La Società Nazionale di Neuroscienze BM&L-Italia, affiliata alla International Society of Neuroscience, è registrata presso l’Agenzia delle Entrate di Firenze, Ufficio Firenze 1, in data 16 gennaio 2003 con codice fiscale 94098840484, come organizzazione scientifica e culturale non-profit.
[1] Helen Sherk,
Physiology of the Claustrum (Ch. 5,
pp. 177-191) in John R. Smythies, Lawrence R. Edelstein, Vilayanur
S. Ramachandran (eds),
The Claustrum - structural, functional
and clinical neuroscience. Elsevier AP, 2014.
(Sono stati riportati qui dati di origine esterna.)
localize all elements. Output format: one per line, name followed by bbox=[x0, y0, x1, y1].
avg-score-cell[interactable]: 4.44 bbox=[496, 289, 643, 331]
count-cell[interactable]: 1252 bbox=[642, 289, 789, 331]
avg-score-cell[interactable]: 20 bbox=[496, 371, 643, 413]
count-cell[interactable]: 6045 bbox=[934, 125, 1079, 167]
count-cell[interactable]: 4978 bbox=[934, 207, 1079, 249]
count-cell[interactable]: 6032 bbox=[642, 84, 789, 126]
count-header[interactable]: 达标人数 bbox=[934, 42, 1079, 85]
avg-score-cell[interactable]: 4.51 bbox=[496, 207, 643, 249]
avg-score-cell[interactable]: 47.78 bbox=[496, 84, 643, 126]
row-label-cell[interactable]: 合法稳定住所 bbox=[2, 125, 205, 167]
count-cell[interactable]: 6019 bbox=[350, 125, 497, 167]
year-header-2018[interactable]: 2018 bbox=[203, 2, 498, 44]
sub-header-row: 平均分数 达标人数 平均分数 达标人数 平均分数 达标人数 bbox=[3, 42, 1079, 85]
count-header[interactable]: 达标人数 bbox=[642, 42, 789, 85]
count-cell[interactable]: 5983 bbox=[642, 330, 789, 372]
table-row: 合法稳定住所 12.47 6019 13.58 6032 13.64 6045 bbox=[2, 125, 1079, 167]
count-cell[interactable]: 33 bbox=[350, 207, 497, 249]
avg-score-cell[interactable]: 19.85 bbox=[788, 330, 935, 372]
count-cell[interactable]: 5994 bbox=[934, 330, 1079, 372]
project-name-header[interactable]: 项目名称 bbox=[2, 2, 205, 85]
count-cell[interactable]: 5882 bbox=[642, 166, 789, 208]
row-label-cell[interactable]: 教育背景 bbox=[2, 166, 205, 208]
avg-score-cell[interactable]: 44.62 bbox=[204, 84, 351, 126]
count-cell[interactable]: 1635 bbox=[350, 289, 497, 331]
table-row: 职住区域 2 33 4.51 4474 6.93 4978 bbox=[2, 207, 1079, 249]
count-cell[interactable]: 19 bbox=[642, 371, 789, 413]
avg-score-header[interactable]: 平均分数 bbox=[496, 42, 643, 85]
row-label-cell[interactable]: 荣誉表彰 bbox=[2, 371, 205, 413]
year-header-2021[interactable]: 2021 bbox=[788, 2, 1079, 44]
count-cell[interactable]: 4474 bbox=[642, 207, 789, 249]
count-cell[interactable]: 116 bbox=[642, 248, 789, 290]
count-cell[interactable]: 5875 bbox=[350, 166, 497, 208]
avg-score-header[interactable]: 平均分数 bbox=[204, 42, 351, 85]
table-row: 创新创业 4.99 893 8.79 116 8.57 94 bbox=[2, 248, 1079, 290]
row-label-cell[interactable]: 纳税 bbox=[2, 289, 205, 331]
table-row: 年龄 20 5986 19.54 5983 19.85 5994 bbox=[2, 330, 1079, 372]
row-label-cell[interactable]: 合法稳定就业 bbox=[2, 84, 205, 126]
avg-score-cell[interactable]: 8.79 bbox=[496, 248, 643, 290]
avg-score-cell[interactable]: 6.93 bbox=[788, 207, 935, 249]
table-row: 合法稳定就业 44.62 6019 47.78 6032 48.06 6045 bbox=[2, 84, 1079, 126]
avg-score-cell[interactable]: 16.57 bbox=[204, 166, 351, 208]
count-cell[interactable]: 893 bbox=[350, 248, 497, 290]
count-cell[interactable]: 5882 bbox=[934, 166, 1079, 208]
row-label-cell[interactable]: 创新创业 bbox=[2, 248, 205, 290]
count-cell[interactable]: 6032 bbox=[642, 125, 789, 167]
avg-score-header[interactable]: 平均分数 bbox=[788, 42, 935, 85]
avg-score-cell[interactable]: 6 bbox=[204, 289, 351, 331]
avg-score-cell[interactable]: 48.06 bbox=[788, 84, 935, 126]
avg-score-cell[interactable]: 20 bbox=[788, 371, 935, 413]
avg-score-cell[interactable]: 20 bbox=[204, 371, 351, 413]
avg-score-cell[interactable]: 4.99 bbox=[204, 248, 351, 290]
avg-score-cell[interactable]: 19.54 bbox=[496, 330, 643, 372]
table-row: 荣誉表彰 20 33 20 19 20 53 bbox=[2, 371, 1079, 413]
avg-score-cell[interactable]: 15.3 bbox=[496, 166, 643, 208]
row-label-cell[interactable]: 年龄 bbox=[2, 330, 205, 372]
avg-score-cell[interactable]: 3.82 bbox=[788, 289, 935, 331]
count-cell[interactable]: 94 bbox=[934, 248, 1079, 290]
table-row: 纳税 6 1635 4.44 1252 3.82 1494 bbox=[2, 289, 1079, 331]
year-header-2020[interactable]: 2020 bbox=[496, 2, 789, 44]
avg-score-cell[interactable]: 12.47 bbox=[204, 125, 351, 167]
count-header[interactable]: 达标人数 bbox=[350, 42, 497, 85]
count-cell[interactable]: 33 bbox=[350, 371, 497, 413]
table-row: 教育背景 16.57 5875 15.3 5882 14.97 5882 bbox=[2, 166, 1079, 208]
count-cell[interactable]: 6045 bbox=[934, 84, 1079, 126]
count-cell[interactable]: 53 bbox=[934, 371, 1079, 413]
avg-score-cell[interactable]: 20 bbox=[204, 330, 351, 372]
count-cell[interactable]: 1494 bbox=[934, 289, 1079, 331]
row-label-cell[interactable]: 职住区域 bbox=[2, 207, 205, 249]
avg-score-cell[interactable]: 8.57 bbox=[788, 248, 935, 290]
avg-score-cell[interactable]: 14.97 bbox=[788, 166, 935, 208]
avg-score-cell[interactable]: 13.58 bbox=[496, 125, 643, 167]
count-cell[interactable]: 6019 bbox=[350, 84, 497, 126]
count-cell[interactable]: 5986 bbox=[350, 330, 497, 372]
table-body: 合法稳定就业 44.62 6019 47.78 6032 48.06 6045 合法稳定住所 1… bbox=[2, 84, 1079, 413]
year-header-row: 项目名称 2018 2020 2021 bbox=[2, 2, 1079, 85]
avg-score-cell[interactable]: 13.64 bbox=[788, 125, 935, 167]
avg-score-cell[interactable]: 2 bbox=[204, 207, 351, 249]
[2] Cfr. Helen Sherk, op. cit., p. 186, 2014.
[3] Crick F. C. & Koch C., What is
the function of the claustrum? Philos.
Trans. R. Soc. Lond.
B. Biol. Sci. 360, 1271-1279,
2005.
[4] Smythies
J., Edelstein L., Ramachandran V., Hypotheses relating to the function of the
claustrum. Front. Int. Neurosci. 6, 1-16,
2012.
[5] Cfr.
Helen Sherk, op.
cit., p. 187, 2014.
[6] Crick F. C. & Koch C., op. cit., 2005.
[7] Crf.
Rahman e Baizer, Brain
Research 1159, 94-111, 2007, cit.
in Helen Sherk, op.
cit., p. 187, 2014.
[8] Braak H. & Braak E., Neuronal types in the claustrum of man. Anat. Embryol. 162, 475-488, 1982. Vedi anche altri studi citati in Helen Sherk, op. cit., p. 187, 2014.
[9] Smythies J., et al., op. cit., p.
2, 2012.
[10] Helen Sherk,
op. cit., p. 188, 2014.
[11] Cit. in Helen Sherk,
op. cit., p. 188, 2014.
[12] Cit. in Helen Sherk, op. cit., ibidem.